Organização quer crescer em equipas no próximo ano

in Expresso, 4 de dezembro de 2021

Legenda da Foto: João Matoso Henriques, CEO da SDG, está empenhado em fazer crescer esta prova em Portugal e no mundo

Mais participantes de empresas e consolidar a presença em alguns mercados fora de Portugal são os objetivos para 2022.

A edição de 2021 do Global Management Challenge arrancou com a abertura das inscrições no início deste ano, numa altura em que Portugal estava confinado, e mesmo assim a competição cativou mais equipas do que no ano anterior. Em 2022, a organização quer crescer em participantes e consolidar a sua posição em mercados internacionais que têm sofrido mais o impacto da pandemia.

“Começámos esta edição em pleno caos, na pior fase da pandemia em Portugal, e mesmo assim participaram 332 equipas, mais do que na edição anterior”, revela João Matoso Henriques, CEO da SDG, empresa que organiza este desafio em parceria com o Expresso. A manter este ritmo de crescimento, acrescenta, “esperamos uma edição de 2022 forte, com mais equipas, em especial de quadros”.

A ajudar a promover o Global Management Challenge em território nacional está o facto de a equipa portuguesa vencedora da edição do ano passado ter vencido a final internacional de 2020, que se realizou em setembro na cidade de Nizhny Novgorod, na Rússia.

“Não é todos os dias que uma equipa vence uma competição nacional de elevado nível e muito menos uma competição internacional. Tanto a equipa vencedora da edição 2020 como até a própria organização em Portugal têm agora responsabilidades acrescidas”, refere João Matoso Henriques. Salienta ainda que “esta equipa de estudantes universitários demonstrou o valor da nossa academia e a qualidade dos nossos estudantes. São excelentes embaixadores do Global Management Challenge e revelam que mesmo sem experiência profissional as equipas podem ser bem-sucedidas até numa final mundial deste nível”. Esta conquista representa ainda, na perspetiva de João Matoso Henriques, uma vitória do talento nacional e espera que “inspire mais quadros e estudantes universitários a inscreverem-se para poderem tirar partido da experiência única que é gerir uma empresa num mercado virtual”.
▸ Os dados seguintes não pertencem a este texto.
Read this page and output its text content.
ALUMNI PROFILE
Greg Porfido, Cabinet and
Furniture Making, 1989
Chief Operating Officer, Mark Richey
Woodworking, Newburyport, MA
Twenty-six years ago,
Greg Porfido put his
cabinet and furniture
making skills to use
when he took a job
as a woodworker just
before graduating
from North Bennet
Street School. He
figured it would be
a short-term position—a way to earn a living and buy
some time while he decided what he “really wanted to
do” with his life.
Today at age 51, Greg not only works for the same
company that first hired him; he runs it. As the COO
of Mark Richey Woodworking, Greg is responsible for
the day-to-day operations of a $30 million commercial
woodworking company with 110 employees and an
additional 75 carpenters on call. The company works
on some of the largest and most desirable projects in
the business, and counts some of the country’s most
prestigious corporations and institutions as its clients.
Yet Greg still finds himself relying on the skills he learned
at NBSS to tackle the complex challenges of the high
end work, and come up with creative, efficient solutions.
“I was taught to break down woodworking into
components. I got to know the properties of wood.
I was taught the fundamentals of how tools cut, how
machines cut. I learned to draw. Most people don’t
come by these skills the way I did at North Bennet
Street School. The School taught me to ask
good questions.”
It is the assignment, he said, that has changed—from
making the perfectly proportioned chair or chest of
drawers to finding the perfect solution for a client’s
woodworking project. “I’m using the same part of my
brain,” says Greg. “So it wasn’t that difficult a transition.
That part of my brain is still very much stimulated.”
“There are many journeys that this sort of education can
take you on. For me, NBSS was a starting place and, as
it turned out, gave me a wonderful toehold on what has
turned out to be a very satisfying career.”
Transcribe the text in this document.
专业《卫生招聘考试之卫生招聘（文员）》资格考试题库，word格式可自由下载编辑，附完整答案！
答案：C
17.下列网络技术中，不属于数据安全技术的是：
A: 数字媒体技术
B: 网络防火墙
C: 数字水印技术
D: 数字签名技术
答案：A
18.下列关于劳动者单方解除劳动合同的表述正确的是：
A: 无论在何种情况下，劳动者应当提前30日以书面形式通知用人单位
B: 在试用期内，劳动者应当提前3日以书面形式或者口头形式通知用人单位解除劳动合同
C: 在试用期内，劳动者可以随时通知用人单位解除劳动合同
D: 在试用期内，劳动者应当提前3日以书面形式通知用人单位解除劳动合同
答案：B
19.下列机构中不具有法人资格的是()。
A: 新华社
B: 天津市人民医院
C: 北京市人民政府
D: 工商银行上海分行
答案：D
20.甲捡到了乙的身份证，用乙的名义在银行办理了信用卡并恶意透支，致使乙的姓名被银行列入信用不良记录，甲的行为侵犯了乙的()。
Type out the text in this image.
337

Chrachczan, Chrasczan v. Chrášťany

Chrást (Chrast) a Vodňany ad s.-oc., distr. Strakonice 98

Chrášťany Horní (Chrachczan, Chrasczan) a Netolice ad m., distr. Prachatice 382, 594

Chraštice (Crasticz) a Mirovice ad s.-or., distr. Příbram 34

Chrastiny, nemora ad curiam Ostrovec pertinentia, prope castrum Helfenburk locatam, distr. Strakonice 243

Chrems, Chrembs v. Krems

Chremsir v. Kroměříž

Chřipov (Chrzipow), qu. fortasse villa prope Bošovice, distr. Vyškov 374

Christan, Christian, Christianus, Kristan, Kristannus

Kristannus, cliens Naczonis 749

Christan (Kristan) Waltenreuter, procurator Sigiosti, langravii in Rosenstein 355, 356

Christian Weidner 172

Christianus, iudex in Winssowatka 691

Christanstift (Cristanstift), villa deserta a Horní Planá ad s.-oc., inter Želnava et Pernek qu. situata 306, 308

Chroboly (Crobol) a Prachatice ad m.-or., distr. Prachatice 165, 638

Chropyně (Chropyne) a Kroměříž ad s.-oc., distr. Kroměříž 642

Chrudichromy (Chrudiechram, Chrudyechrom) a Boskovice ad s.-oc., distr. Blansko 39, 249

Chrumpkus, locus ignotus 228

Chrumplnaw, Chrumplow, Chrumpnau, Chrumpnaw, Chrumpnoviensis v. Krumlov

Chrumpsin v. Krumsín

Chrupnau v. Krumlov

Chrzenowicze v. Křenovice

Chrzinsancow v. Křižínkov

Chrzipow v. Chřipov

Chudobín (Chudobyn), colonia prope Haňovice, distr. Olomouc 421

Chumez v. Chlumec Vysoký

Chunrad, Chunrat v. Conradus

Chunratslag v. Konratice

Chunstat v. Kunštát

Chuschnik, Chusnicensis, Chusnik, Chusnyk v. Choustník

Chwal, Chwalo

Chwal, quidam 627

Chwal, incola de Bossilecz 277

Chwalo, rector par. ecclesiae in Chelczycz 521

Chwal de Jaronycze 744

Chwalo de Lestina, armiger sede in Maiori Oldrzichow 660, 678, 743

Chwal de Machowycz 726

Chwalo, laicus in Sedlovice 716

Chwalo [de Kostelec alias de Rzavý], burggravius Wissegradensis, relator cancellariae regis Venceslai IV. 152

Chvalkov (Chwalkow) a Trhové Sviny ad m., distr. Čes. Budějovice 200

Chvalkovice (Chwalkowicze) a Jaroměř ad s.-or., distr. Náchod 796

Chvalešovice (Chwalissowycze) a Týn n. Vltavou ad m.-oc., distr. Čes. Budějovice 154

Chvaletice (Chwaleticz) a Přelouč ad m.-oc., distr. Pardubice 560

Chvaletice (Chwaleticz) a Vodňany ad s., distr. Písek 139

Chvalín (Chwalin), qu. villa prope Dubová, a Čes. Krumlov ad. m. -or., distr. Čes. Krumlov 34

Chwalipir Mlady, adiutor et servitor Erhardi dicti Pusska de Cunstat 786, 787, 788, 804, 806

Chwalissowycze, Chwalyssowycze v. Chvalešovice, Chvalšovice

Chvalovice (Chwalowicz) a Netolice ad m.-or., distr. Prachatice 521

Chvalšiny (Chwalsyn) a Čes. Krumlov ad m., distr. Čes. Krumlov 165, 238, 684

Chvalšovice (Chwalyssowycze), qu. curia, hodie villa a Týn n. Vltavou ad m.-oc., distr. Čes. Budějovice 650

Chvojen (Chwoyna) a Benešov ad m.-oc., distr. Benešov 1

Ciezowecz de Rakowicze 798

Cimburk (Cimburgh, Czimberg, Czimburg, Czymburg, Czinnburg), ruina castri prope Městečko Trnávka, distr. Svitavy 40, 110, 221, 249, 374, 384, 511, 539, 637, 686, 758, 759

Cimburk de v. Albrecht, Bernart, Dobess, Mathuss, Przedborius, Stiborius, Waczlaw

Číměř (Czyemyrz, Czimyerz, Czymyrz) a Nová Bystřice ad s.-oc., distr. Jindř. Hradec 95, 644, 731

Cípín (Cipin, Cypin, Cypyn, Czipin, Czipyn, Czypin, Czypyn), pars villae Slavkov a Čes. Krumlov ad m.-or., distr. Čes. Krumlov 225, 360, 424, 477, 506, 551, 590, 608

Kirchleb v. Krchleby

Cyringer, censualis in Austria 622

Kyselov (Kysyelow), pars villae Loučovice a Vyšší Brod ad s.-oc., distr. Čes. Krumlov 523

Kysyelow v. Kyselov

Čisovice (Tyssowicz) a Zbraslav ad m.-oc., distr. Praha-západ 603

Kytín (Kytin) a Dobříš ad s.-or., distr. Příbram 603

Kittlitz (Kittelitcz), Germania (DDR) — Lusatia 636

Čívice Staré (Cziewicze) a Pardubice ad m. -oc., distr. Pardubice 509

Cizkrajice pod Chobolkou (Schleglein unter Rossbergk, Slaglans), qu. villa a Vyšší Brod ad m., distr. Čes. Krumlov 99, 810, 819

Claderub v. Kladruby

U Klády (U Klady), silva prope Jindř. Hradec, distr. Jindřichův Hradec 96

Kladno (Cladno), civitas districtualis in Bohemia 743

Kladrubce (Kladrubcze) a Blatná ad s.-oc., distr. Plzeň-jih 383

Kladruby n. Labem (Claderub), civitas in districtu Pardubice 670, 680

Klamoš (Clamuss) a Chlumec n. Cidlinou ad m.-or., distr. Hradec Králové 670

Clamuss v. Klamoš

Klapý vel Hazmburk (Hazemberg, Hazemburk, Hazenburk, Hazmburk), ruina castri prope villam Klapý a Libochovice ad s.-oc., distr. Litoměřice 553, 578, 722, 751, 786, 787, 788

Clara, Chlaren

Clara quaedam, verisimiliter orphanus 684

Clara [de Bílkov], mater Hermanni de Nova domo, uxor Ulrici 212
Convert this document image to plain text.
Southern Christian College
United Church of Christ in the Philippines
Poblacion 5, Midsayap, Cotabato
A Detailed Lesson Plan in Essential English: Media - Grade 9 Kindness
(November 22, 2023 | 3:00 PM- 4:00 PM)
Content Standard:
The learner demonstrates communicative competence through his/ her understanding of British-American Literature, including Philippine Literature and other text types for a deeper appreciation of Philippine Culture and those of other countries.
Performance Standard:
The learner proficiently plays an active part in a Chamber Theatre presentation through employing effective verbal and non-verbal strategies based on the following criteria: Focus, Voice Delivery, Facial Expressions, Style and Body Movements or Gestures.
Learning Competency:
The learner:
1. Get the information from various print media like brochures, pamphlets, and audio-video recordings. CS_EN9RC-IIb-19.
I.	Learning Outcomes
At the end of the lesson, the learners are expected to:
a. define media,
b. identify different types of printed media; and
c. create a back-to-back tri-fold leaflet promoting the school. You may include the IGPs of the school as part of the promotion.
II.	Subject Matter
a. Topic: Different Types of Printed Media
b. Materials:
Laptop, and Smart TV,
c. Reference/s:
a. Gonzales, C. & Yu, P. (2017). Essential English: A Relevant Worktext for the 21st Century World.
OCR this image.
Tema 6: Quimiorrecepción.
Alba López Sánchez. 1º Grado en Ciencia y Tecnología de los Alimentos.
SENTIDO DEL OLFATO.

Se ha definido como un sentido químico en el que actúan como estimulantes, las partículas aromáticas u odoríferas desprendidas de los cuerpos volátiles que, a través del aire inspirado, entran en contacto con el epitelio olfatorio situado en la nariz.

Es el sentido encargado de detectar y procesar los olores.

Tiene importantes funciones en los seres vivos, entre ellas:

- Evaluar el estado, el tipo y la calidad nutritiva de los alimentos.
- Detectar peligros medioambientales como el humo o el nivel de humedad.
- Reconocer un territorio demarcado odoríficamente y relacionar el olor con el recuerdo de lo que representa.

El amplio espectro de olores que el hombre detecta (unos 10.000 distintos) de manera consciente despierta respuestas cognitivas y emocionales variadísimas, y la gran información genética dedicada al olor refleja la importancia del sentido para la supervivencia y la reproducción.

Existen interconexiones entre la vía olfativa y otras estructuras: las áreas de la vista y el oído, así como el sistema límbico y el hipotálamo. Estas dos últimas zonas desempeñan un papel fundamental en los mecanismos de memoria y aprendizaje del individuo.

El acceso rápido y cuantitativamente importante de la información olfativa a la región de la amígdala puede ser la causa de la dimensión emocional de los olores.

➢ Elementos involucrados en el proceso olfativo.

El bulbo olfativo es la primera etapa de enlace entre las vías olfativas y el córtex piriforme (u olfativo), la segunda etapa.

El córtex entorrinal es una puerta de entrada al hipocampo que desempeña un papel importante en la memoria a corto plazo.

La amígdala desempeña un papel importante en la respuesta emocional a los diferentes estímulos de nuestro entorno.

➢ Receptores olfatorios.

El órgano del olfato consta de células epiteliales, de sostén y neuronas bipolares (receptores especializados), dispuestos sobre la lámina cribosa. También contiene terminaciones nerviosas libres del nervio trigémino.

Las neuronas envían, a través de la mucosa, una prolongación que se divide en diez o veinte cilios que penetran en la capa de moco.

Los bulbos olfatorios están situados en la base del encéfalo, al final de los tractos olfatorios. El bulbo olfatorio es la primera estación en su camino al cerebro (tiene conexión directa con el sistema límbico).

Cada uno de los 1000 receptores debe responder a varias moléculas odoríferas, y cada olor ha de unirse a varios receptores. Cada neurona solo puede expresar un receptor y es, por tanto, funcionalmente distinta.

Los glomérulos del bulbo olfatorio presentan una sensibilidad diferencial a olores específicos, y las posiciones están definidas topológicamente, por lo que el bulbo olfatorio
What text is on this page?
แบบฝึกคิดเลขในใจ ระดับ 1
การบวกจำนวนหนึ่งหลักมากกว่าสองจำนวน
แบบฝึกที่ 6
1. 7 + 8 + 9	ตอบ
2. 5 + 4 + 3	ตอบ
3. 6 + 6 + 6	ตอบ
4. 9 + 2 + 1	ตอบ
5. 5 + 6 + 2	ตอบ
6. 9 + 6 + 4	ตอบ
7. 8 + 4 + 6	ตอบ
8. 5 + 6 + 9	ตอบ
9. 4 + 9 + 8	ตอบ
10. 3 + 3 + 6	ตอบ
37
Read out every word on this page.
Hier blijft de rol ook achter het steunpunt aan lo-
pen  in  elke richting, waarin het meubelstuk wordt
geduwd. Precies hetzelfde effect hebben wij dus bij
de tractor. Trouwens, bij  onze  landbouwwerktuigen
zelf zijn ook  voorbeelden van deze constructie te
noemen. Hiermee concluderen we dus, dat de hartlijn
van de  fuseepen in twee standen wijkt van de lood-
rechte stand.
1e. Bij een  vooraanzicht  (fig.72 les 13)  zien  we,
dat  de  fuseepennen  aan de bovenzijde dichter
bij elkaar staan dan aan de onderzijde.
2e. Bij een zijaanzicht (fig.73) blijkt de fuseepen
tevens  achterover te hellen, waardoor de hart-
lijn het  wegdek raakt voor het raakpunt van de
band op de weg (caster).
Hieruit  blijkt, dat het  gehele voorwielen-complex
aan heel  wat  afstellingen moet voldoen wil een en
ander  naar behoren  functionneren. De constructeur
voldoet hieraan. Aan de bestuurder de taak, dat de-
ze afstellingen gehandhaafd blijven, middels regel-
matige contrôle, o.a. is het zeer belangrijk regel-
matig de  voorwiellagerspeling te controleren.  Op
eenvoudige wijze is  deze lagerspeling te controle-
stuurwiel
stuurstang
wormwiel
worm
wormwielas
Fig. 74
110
E se a competição em Portugal teve bons resultados na atual edição, o mesmo não se passou em alguns mercados internacio­nais onde está presente. “Não estamos a contar com a entrada de novos países em 2022, mas até pode acontecer. Estamos mais focados na recuperação de alguns países, que, com a pandemia, tiveram problemas, e em outros, como o Peru e a Colômbia, que entraram este ano e têm tido muitas dificuldades devido à covid-19”, salienta o CEO da SDG. Em sua opinião, o futuro da competição está relacionado “com a sua notoriedade, que está associada à sua qualidade e dimensão, e para isso há que continuar a trabalhar no simulador e na expansão do Global Management Challenge para entrar em mais países e no crescimento nos países onde já está. Há que apostar e investir tempo e recursos nos países com maior potencial de retorno financeiro, que são aqueles que aliam a dimensão ao poder económico”.